Lema: Ouça-me rugir. Eles preferem dizer que “Lannister sempre pagam as suas dívidas”.
Estandarte: Leão dourado num fundo vermelho.

“Quando se entra no jogo dos tronos, ou ganha ou morre.” Cersei Lanister

Como afirma Skinner, os indivíduos são moldados de acordo com as consequências de suas ações. Em GoT, os personagens em suas falas, expõem aos outros quais são suas motivações internas e os demais podem validar ou não dependendo das circunstancias.

Valar Morghulis*

Jaqen H’ghar, 2º Ep. 10º Temp. *Todos os homens tem que morrer. Alto Valeriano língua fictícia dos livros.

Expectadores estão (digamos assim) decepcionados com os rumos tomados pelos produtores da série de TV, David Benioff e D. B. Weiss (comumente conhecidos como D&D). Nas redes sociais após a exibição do último episódio, o gosto agridoce que Martin disse que a história teria no fim, quando transposto para TV ficou amargo.
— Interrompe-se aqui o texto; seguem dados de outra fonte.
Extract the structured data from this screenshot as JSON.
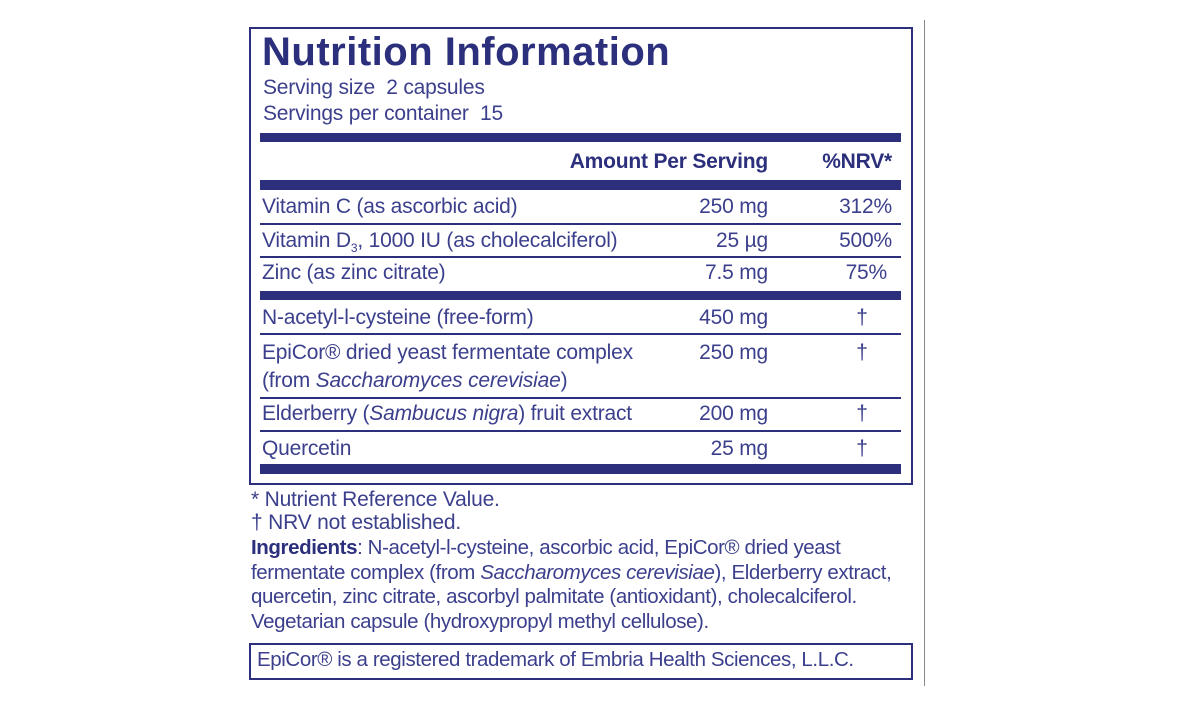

Em seu início a série de TV era promissora, conseguiu adaptar com qualidade ‘O Jogo dos Tronos’, primeiro livro das Crônicas. Quanto mais se avançava, mais complexa a narrativa dos livros ficava, mas o fandom questionava decisões ora inexistente nos livros ora sem nexo dos personagens.

Se compararmos a adaptação do Senhor dos Anéis pelo diretor Peter Jackson, muitos dirão que os filmes superaram os livros. Isto acontece porque Tolkien não era um escritor, ele não tinha habilidade de contar uma história. Martin é, leva em média cinco anos para escrever um livro. Frequentemente seus leitores não se sentem representados com o que assistem na HBO.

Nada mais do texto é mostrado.